I did a little experiment and created a tweet bot that would announce every article I just finished reading. There were two problems with this – 1) I was putting out two much noise in my twit stream, 2) I may not necessarily want everyone to know when I’m reading and not working, heh. So I canned the idea.
Poking around these APIs (Twitter and Bit.ly) really opened my eyes quite a bit as to how powerful these simple services can be once the internals are exposed. Bit.ly ran an API contest and some of the entrant applications will blow your mind. A simple URL shortener can produce so much power. I wish I would have know about the contest a little earlier.
What I’m going to show here is almost the same as the 140it.com application, but my version is much more simplified. I also want to test a syntax highlighting plugin for PHP and many other languages which uses GeSHi.

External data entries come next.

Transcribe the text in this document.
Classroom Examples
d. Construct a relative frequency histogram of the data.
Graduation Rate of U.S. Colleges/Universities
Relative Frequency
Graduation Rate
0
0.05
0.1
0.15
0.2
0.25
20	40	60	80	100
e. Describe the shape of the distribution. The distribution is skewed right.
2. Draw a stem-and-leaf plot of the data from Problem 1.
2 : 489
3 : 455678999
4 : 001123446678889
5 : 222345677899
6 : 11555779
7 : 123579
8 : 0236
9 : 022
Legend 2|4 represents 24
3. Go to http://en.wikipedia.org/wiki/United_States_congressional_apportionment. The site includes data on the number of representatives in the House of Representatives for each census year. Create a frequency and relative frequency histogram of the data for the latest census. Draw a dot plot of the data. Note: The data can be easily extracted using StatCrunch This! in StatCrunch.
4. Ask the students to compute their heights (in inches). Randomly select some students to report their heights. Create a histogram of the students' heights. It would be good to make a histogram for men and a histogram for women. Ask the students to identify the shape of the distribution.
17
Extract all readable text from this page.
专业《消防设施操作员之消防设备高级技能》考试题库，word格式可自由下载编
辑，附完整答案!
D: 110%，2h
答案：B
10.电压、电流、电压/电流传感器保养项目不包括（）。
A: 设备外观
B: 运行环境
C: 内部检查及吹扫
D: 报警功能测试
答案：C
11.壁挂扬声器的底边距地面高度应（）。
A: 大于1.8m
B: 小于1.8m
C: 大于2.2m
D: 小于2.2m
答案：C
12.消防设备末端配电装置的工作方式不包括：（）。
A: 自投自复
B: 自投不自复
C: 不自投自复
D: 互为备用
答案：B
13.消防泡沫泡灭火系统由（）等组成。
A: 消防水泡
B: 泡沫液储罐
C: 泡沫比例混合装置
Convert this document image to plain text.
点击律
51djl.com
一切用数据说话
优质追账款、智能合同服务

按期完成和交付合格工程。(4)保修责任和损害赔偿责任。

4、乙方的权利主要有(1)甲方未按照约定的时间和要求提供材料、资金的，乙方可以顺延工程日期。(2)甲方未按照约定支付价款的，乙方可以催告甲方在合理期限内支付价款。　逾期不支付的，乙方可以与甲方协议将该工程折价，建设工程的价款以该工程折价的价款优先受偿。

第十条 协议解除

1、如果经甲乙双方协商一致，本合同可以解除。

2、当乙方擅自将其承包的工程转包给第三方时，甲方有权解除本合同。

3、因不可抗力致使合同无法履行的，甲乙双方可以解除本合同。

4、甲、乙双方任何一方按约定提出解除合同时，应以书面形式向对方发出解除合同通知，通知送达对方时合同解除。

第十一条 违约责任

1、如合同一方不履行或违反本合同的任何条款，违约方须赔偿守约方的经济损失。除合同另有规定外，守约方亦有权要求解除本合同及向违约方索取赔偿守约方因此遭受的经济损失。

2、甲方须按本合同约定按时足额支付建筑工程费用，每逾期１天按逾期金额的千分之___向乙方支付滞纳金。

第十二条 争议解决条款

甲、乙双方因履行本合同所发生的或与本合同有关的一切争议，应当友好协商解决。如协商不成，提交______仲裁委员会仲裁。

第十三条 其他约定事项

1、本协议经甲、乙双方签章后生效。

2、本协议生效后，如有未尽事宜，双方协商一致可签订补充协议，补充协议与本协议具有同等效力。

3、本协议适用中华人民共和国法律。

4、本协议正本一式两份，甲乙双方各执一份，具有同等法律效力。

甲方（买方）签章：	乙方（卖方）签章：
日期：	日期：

So, I’ll just jump to the code and not go into the application logic. Here is the first part to shorten a URL:
// get shortUrl
$ch = curl_init();
$url = 'http://api.bit.ly/shorten';
$post_string = 'longUrl='.urlencode($data['url']).'&version=2.0.1';
$options = array(
CURLOPT_URL => $url,
CURLOPT_USERPWD => '[username]:[password]',
CURLOPT_POSTFIELDS => $post_string,
CURLOPT_RETURNTRANSFER => true
);
curl_setopt_array($ch, $options);
$response = curl_exec($ch);
curl_close($ch);
$response = json_decode($response);
if($response->statusCode!='OK') {
return false;
}
$shortUrl = $response->results->$data['url']->shortUrl;
if(trim($shortUrl)=='') {
return false;
}
And the next part to tweet about it:
// tweet that
$ch = curl_init();
$url = 'http://twitter.com/statuses/update.json';
$post_string = 'status='.urlencode('Just Read: '.$data['name'].' - '.$shortUrl);
$options = array(
CURLOPT_URL => $url,
CURLOPT_USERPWD => '[username]:[password]',
CURLOPT_POSTFIELDS => $post_string,
CURLOPT_RETURNTRANSFER => true
);
curl_setopt_array($ch, $options);
$response = curl_exec($ch);
curl_close($ch);
$response = json_decode($response);
if(isset($response->error)) {
return false;
}
If you decide to use this code, make sure your tweet is below the character limit. The above code does not reflect that.
One last thing, the real-time link stats at Bit.ly are the bomb. These guys are really pushing the boundaries here and I’m a huge fan. To access the real time stats, take an example URL like http://bit.ly/mQcHJ and add “info/” in the middle – http://bit.ly/info/mQcHJ.
Another last thing, the GeSHi plugin is also pretty cool. When copying the code, you don’t end up copying the line numbers.